Everything was skinned in a smooth white ceramic, inlaid with bluish metal accents. A low wall was made in a similar fashion that ran along the length of the quay and, when combined with a nearly invisible shield, ensured an excellent view and patron safety. Lamp posts were erected a moderate distance apart in opposing pairs and cast a warm, slightly dim light, which gave the extravagant docks a strangely homey presence.

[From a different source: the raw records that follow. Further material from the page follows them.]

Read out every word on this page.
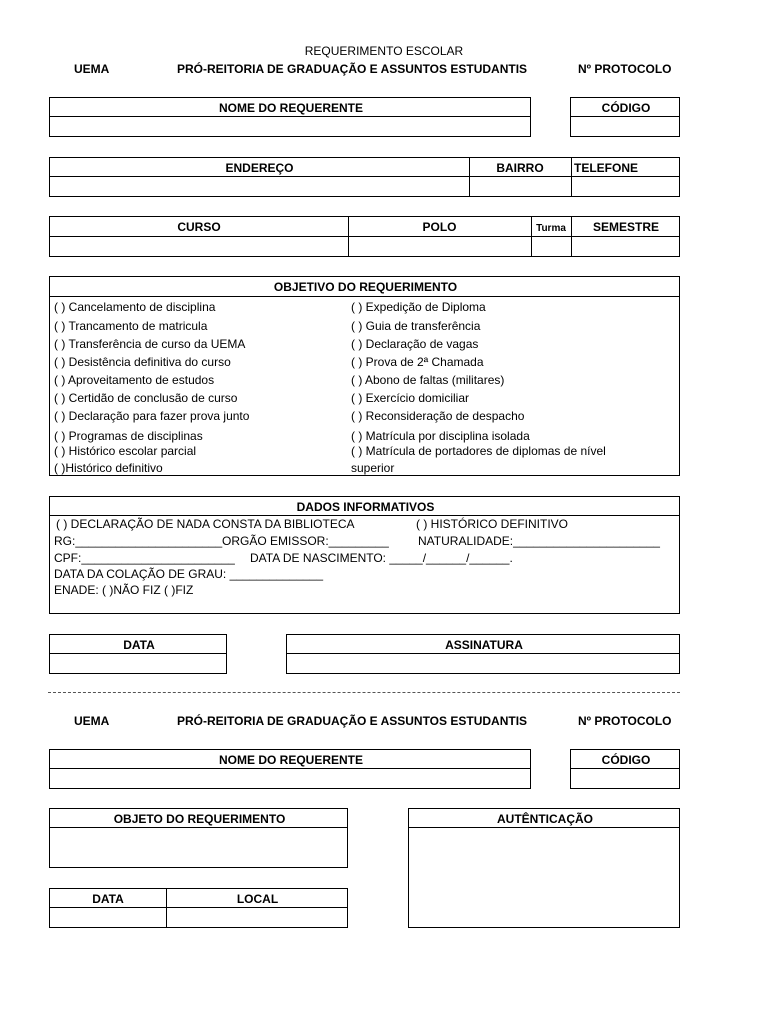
REQUERIMENTO ESCOLAR
UEMA	PRÓ-REITORIA DE GRADUAÇÃO E ASSUNTOS ESTUDANTIS	Nº PROTOCOLO
NOME DO REQUERENTE	CÓDIGO
ENDEREÇO	BAIRRO	TELEFONE
CURSO	POLO	Turma	SEMESTRE
OBJETIVO DO REQUERIMENTO
( ) Cancelamento de disciplina
( ) Trancamento de matricula
( ) Transferência de curso da UEMA
( ) Desistência definitiva do curso
( ) Aproveitamento de estudos
( ) Certidão de conclusão de curso
( ) Declaração para fazer prova junto
( ) Programas de disciplinas
( ) Histórico escolar parcial
( )Histórico definitivo
( ) Expedição de Diploma
( ) Guia de transferência
( ) Declaração de vagas
( ) Prova de 2ª Chamada
( ) Abono de faltas (militares)
( ) Exercício domiciliar
( ) Reconsideração de despacho
( ) Matrícula por disciplina isolada
( ) Matrícula de portadores de diplomas de nível
superior
DADOS INFORMATIVOS
( ) DECLARAÇÃO DE NADA CONSTA DA BIBLIOTECA	( ) HISTÓRICO DEFINITIVO
RG:______________________ ORGÃO EMISSOR:_________ NATURALIDADE:______________________
CPF:_______________________ DATA DE NASCIMENTO: _____/______/______.
DATA DA COLAÇÃO DE GRAU: ______________
ENADE: ( )NÃO FIZ ( )FIZ
DATA	ASSINATURA
UEMA	PRÓ-REITORIA DE GRADUAÇÃO E ASSUNTOS ESTUDANTIS	Nº PROTOCOLO
NOME DO REQUERENTE	CÓDIGO
OBJETO DO REQUERIMENTO	AUTÊNTICAÇÃO
DATA	LOCAL
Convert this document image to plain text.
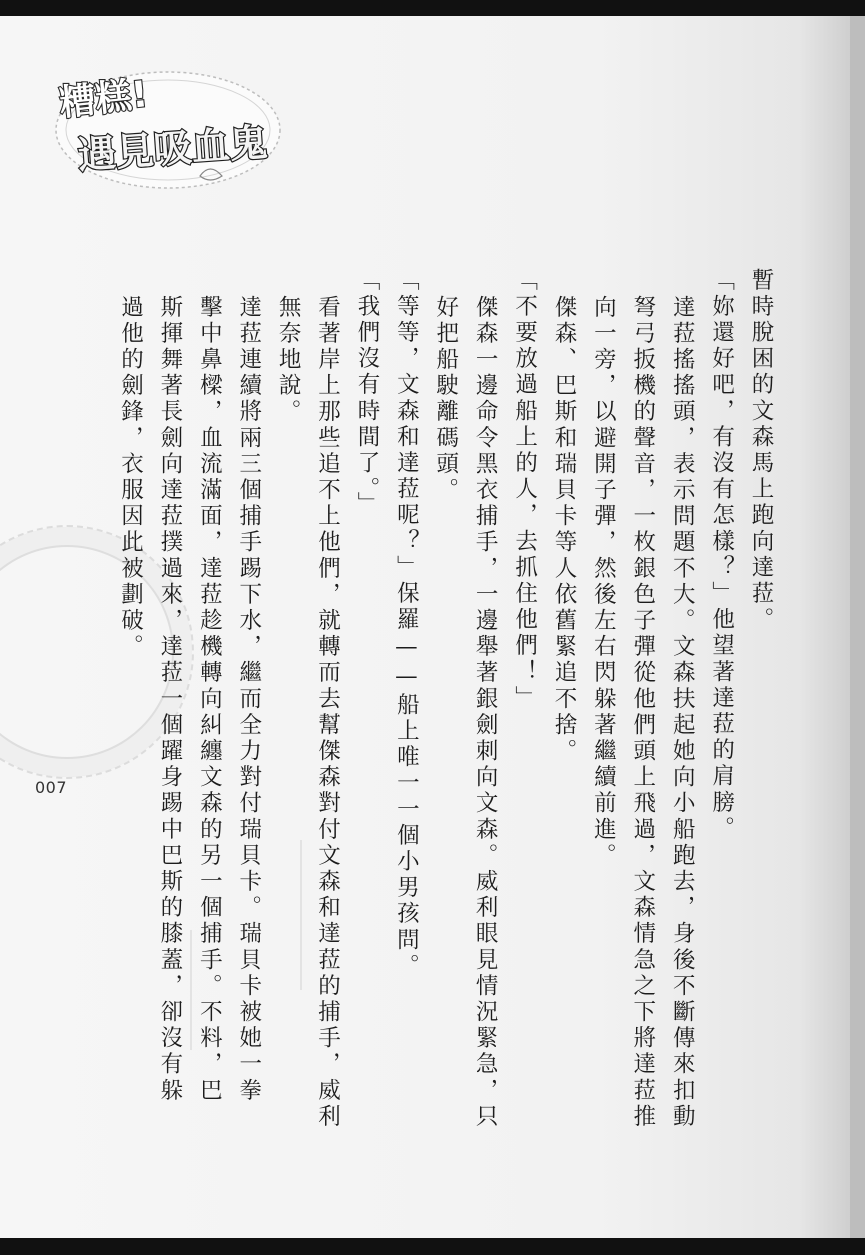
糟糕!
遇見吸血鬼

暫時脫困的文森馬上跑向達菈。

「妳還好吧，有沒有怎樣？」他望著達菈的肩膀。

達菈搖搖頭，表示問題不大。文森扶起她向小船跑去，身後不斷傳來扣動弩弓扳機的聲音，一枚銀色子彈從他們頭上飛過，文森情急之下將達菈推向一旁，以避開子彈，然後左右閃躲著繼續前進。

傑森、巴斯和瑞貝卡等人依舊緊追不捨。

「不要放過船上的人，去抓住他們！」

傑森一邊命令黑衣捕手，一邊舉著銀劍刺向文森。威利眼見情況緊急，只好把船駛離碼頭。

「等等，文森和達菈呢？」保羅——船上唯一一個小男孩問。

「我們沒有時間了。」

看著岸上那些追不上他們，就轉而去幫傑森對付文森和達菈的捕手，威利無奈地說。

達菈連續將兩三個捕手踢下水，繼而全力對付瑞貝卡。瑞貝卡被她一拳擊中鼻樑，血流滿面，達菈趁機轉向糾纏文森的另一個捕手。不料，巴斯揮舞著長劍向達菈撲過來，達菈一個躍身踢中巴斯的膝蓋，卻沒有躲過他的劍鋒，衣服因此被劃破。

007
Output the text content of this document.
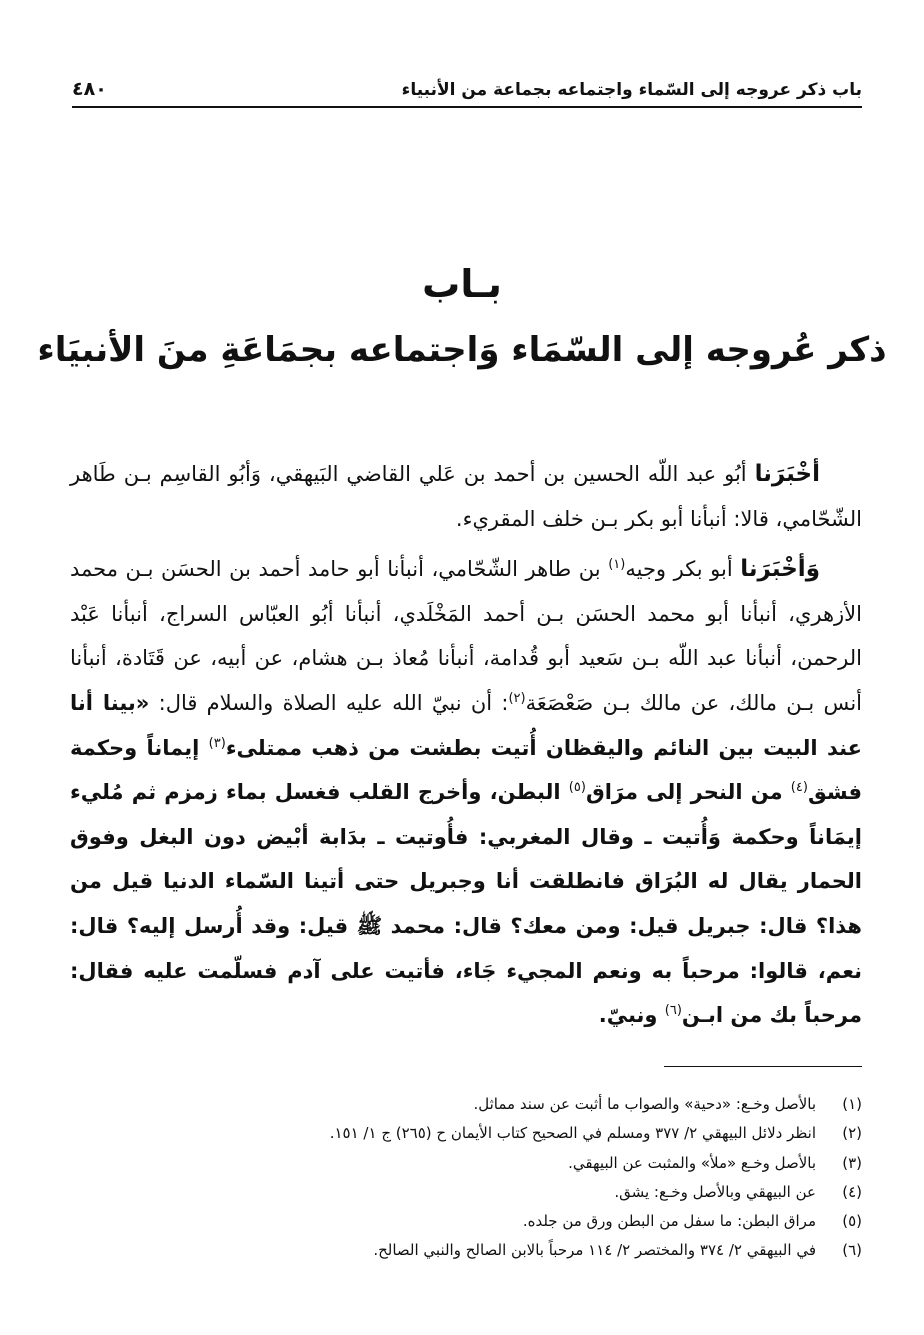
باب ذكر عروجه إلى السّماء واجتماعه بجماعة من الأنبياء
٤٨٠
بـاب
ذكر عُروجه إلى السّمَاء وَاجتماعه بجمَاعَةِ منَ الأنبيَاء

أخْبَرَنا أبُو عبد اللّه الحسين بن أحمد بن عَلي القاضي البَيهقي، وَأبُو القاسِم بـن طَاهر الشّحّامي، قالا: أنبأنا أبو بكر بـن خلف المقريء.

وَأخْبَرَنا أبو بكر وجيه$^{(١)}$ بن طاهر الشّحّامي، أنبأنا أبو حامد أحمد بن الحسَن بـن محمد الأزهري، أنبأنا أبو محمد الحسَن بـن أحمد المَخْلَدي، أنبأنا أبُو العبّاس السراج، أنبأنا عَبْد الرحمن، أنبأنا عبد اللّه بـن سَعيد أبو قُدامة، أنبأنا مُعاذ بـن هشام، عن أبيه، عن قَتَادة، أنبأنا أنس بـن مالك، عن مالك بـن صَعْصَعَة$^{(٢)}$: أن نبيّ الله عليه الصلاة والسلام قال: «بينا أنا عند البيت بين النائم واليقظان أُتيت بطشت من ذهب ممتلىء$^{(٣)}$ إيماناً وحكمة فشق$^{(٤)}$ من النحر إلى مرَاق$^{(٥)}$ البطن، وأخرج القلب فغسل بماء زمزم ثم مُليء إيمَاناً وحكمة وَأُتيت ـ وقال المغربي: فأُوتيت ـ بدَابة أبْيض دون البغل وفوق الحمار يقال له البُرَاق فانطلقت أنا وجبريل حتى أتينا السّماء الدنيا قيل من هذا؟ قال: جبريل قيل: ومن معك؟ قال: محمد ﷺ قيل: وقد أُرسل إليه؟ قال: نعم، قالوا: مرحباً به ونعم المجيء جَاء، فأتيت على آدم فسلّمت عليه فقال: مرحباً بك من ابـن$^{(٦)}$ ونبيّ.

(١)
بالأصل وخـع: «دحية» والصواب ما أثبت عن سند مماثل.
(٢)
انظر دلائل البيهقي ٢/ ٣٧٧ ومسلم في الصحيح كتاب الأيمان ح (٢٦٥) ج ١/ ١٥١.
(٣)
بالأصل وخـع «ملأ» والمثبت عن البيهقي.
(٤)
عن البيهقي وبالأصل وخـع: يشق.
(٥)
مراق البطن: ما سفل من البطن ورق من جلده.
(٦)
في البيهقي ٢/ ٣٧٤ والمختصر ٢/ ١١٤ مرحباً بالابن الصالح والنبي الصالح.
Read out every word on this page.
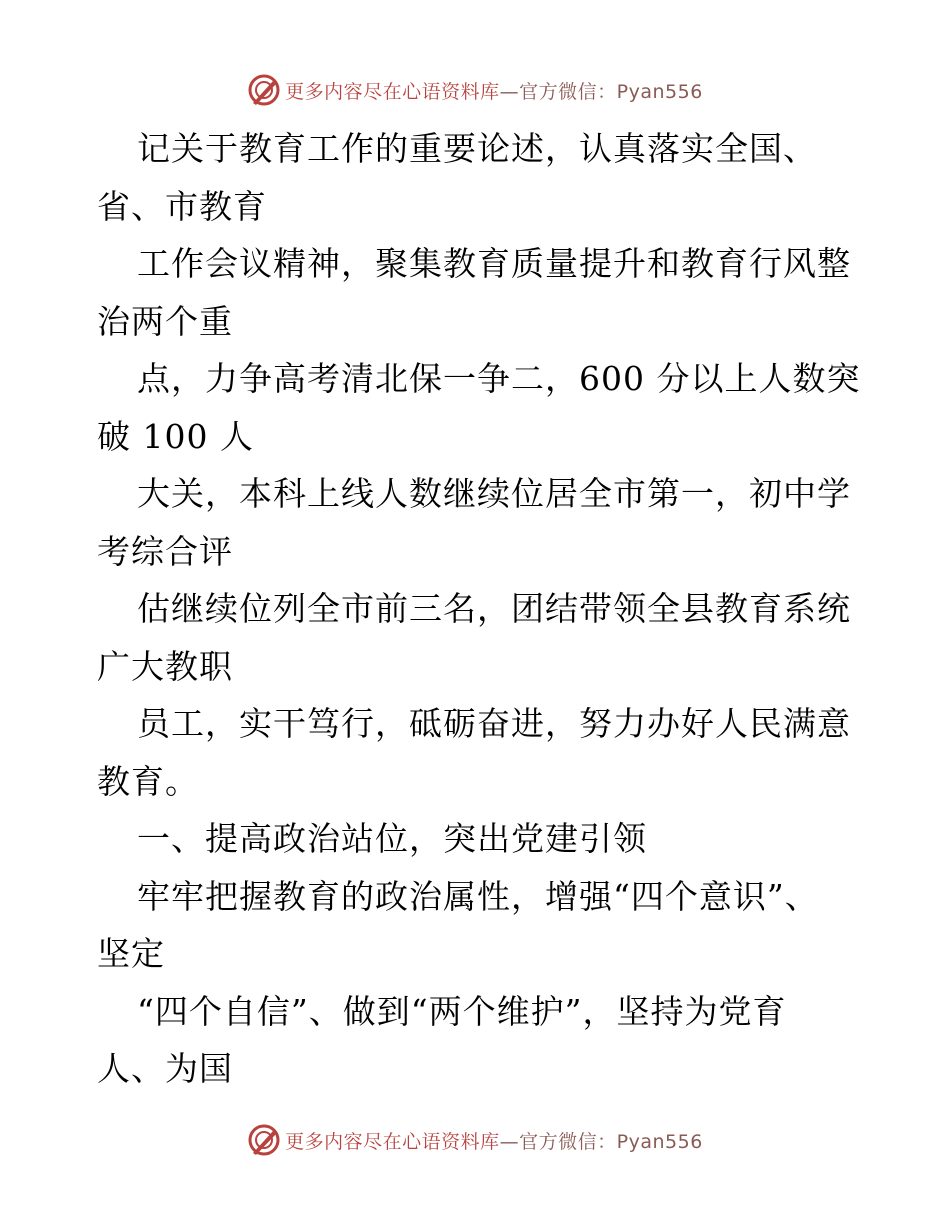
更多内容尽在心语资料库—官方微信：Pyan556
记关于教育工作的重要论述，认真落实全国、
省、市教育
工作会议精神，聚集教育质量提升和教育行风整
治两个重
点，力争高考清北保一争二，600 分以上人数突
破 100 人
大关，本科上线人数继续位居全市第一，初中学
考综合评
估继续位列全市前三名，团结带领全县教育系统
广大教职
员工，实干笃行，砥砺奋进，努力办好人民满意
教育。
一、提高政治站位，突出党建引领
牢牢把握教育的政治属性，增强“四个意识”、
坚定
“四个自信”、做到“两个维护”，坚持为党育
人、为国
更多内容尽在心语资料库—官方微信：Pyan556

A valet met Kathaleen and her escort. He was a young, handsome man, quite dapper in a set of fine silks. And he was armed, of course. Beneath the folds of his coat, a weapon, probably a sidearm. They doubled as port security, Kathaleen guessed.

"Welcome to Pavillion." He flashed a disarming smile. "My name is Myles. I'm your escort."

Kathaleen extended her hand warmly. "Hello. Kathaleen Balliol. Nice to meet you."

"The pleasure is all mine. First time?"

Kathaleen nodded. "Yes. Quite impressive, I must say."

"Yes, yes. There's a lot to see. Should we have the time, I'm sure Doctor Wyatt would love to give you a tour."

"I'd like that," Kathaleen said.

"I'll have it arranged. Not many people get to visit Pavillion on the house. It's quite the opportunity."

"So I've heard. What's the average docking fee?"

"Well, space is limited, so most patrons use the public teleportariums. But a small berth for one day will run you somewhere in the range of 1,000 splinters." Myles smiled again. "So not cheap. It's the jewel of our kingdom, after all."

"A heavily-armed jewel," Kathaleen noted, glancing up. The security towers were a lot bigger up close.

Myles chuckled. "Yes. Well, one can never be too prepared."